Jeder Besucher muss durch einen Metalldetektor treten – auch Sabah Imtiaz, eine kleine, zierliche Frau Anfang 30, die hier ein Seminar der Heinrich-Böll-Stiftung besucht. Sie arbeitet für die "Express Tribune" in Karachi, der Finanzmetropole Pakistans. Religiös motivierter Terror sei hier weniger das Problem, so erzählt sie, als eine gewaltgeladene politische Atmosphäre. Immer wieder liefern sich konkurrierende Parteien und deren Anhängerschaften blutige Straßenschlachten.
"Viele politische Parteien in Karatschi wurden zunächst als kriminelle Organisationen gegründet und haben heute noch ausgewachsene kriminelle Flügel. Und deshalb werden wir Reporter oft von unseren Redakteuren oder den Herausgebern angehalten, nicht ehrlich zu berichten. Wenn ein Mitglied einer Partei verhaftet wird, wird uns oft vorgeschrieben, nicht die Partei des Verhafteten zu nennen. Wenn es gewalttätige Auseinandersetzungen zwischen politischen Parteien gibt, dann wird oft die weniger mächtige und einflussreiche genannt, die andere hingegen nicht."
Ihre Kollege Rahimullah Yussufsai ist Herausgeber der "News International", einer englischsprachigen Tageszeitung in Peshawar, im Nordwesten von Pakistan, dort, wo die Taliban ständig präsent sind. Auch er erzählt, dass die Gefahr bei Weitem nicht nur von gewaltbereiten Islamisten ausgeht. Gewalt gegen Journalisten werde von allen Seiten ausgeübt:
"Wir, die Journalisten, sind oft mit Gewalttätigkeit und Terrorismus konfrontiert. Und es gibt immer auch tiefsitzende, alte politische Probleme. Gleichzeitig ist der Nordwesten eine Stammesgesellschaft, also wird auch oft von den Stämmen Druck ausgeübt. Wir leiden darunter am meisten. Mehr Menschen, mehr Journalisten sind in meinem Teil von Pakistan getötet worden als irgendwo anders im Land."

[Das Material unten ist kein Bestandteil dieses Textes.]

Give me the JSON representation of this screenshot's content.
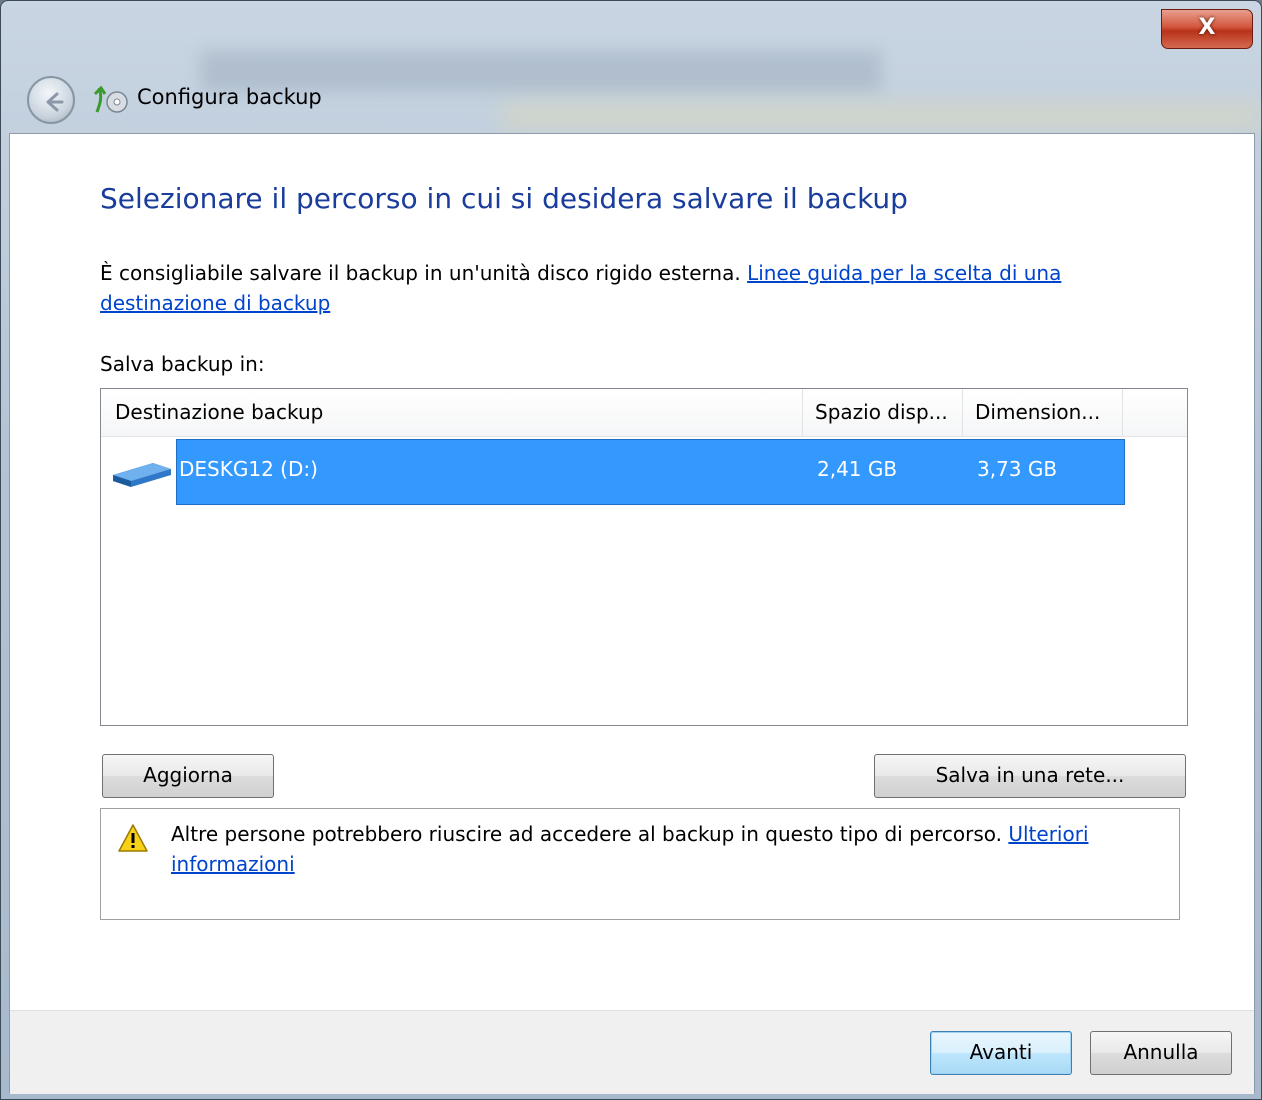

20 Journalisten sind im vergangenen Jahr im Nordwesten Pakistans ermordet worden. Nicht nur die religiösen Extremisten und lokale Stammesfürsten, auch die Sicherheitsorgane versuchen, Journalisten gezielt einzuschüchtern, bis hin zum Mord – und einige dieser Morde, so vermutet man zumindest, gehen auf das Konto des pakistanischen Geheimdienstes.
Viele Journalisten haben den nordwestlichen Landesteil mittlerweile verlassen, andere haben ihren Beruf ganz aufgegeben.
Der Druck wird auf ganz unterschiedliche Weise ausgeübt. Missliebige Journalisten erhalten Drohungen gegen sich und ihre Familien. Meist geht es um die Nichtveröffentlichung von Informationen, zum Beispiel über Korruption, die lokale Würdenträger oder das Militär in Verlegenheit bringen könnten. Den Taliban und anderen Extremisten ist vor allem an ihrem Image gelegen. Sie verlangen oft, in den Medien nicht als Terroristen bezeichnet zu werden, sondern als Märtyrer.
Jede Konfliktpartei ist darauf bedacht, ihre Version der Realität durchzusetzen, wenn nötig, mit Gewalt. Auch die religiösen Extremisten der Al-Kaida sind trotz ihres reaktionären Weltbildes Meister im modernen Umgang mit der Öffentlichkeit.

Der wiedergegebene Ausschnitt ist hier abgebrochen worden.